The music on the sound system has changed. Despite the noise in the hall, Graham Thornton, lead violin since Angus McKay died last year, recognises something from their repertoire. It is the overture from the Marriage of Figaro and he begins to play along.
He plays from memory, knowing it, as most of his colleagues do, from playing it a million times throughout his long and faintly distinguished career. This church hall in Hexton is a long way from the opera houses he used to play in Europe. Perhaps it is the enthusiasm of these people or the refreshing exposure to so many young women but he plays as loudly and as vigorously as his worn fingers are able.

During the opening bars Graham energetically saws his violin, as though he’s furious with it. It responds by singing back at him like an angry bee. At first he is simply playing, across the miles and the years, along with the musicians who recorded the track, some of them no doubt known to him, most of them dead probably. But as loud as it is, his violin is inviting a response from the other instruments that sit redundant between their owner’s knees. Then Graham hears a reply from across the hall, a clarinet and then another violin somewhere behind him. Being removed from the other instruments is an unusual experience for him but as the overture proceeds he hears more musicians take up their instruments. Momentum builds.

People gather around him. This too is an unusual experience. He has never before performed so close to an audience, never been without the buffer of his colleagues. He cannot see any of the other musicians; he can only send musical smoke signals and hope they are picked up. Fortunately the replies are getting louder and stronger. The entire orchestra must be playing by now. They’re no longer playing along with the track, Graham can’t hear it anymore, they’re drowning it out with real live music.

Everyone seems to have caught the buzz of the music. All through the hall people are standing amongst the musicians, listening hard, eyes shining, cheeks flushed. The sound is all inclusive, wrapping everyone together in the posh, complicated, exhilaration of the busy violins.

Martin, always an uninhibited music lover, stands waiving an imaginary baton conducting two violinists and a man playing a bassoon. A few kids follow suit. Fiona hops from side to side, a way she has of expressing joy, while Jane stands behind her preparing
to catch her if she falls. Brian smiles. Dezzie has apparently disappeared again.

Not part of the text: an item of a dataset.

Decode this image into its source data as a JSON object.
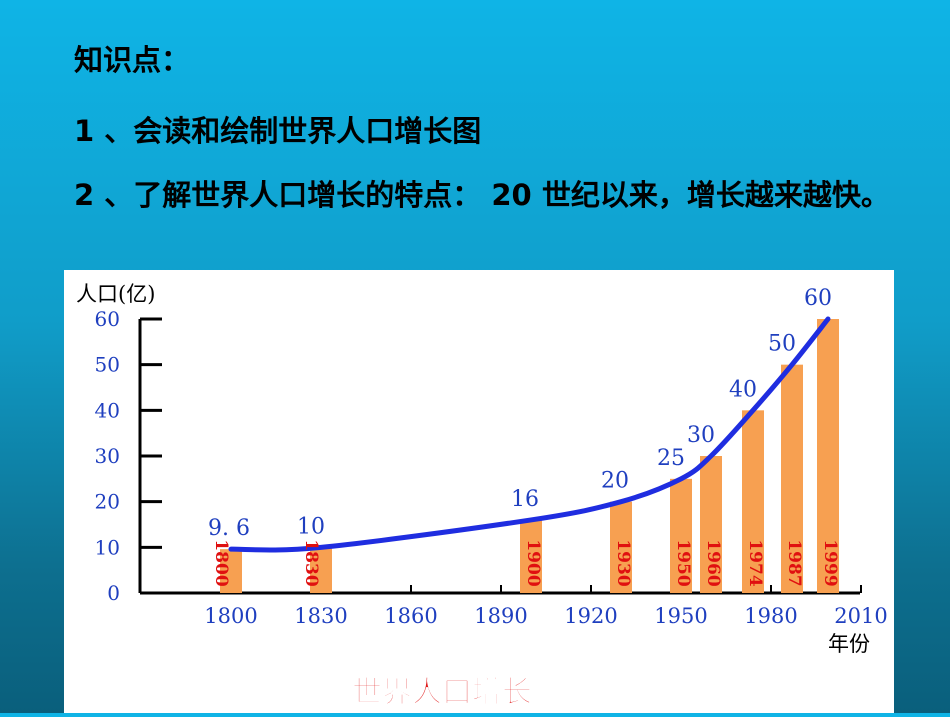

The members of the orchestra, for no other reason than the pleasure it gives, practise their long-practised art: Liver-spotted hands caress wood and metal, nobbly fingers fly across fretboards and keys. Sweat breaches foreheads wrinkled with time and concentration. Off the peg jackets, practical and uniform, take the strain of the idiosyncratic activity inside them. Hair falls dramatically across wizened faces as the music climaxes in a whirling rush of violins.

The crowd’s appreciation is warm and sincere. Each musician gets applause from his own audience, who clap and whistle long and hard. Musicians’ thin bony backs are subject to patting. Long thin loops of damp combover hair are replaced on balding scalps.

The orchestra’s performance has a galvanising effect on everyone.

‘Right,’ says Marianne to Maria, ‘that’s everybody registered, only three no-shows.’

Marianne’s face and neck is slightly pink, a very becoming girlish flush is upon her.

‘I’ve organised a rehearsal rota, the hall’s going to be in almost constant use but for now I’ve sorted out a running order for this afternoon. I think it’ll be better if we get the young ones done and dusted first, the others won’t mind waiting on the kids. So, first up are my choir, then the Hot steppers…’

‘Oh Marianne, you’re brilliant! What would I do without you?’

Behind her bifocals, Marianne’s eyes are shining as she gives Maria a sardonic stare.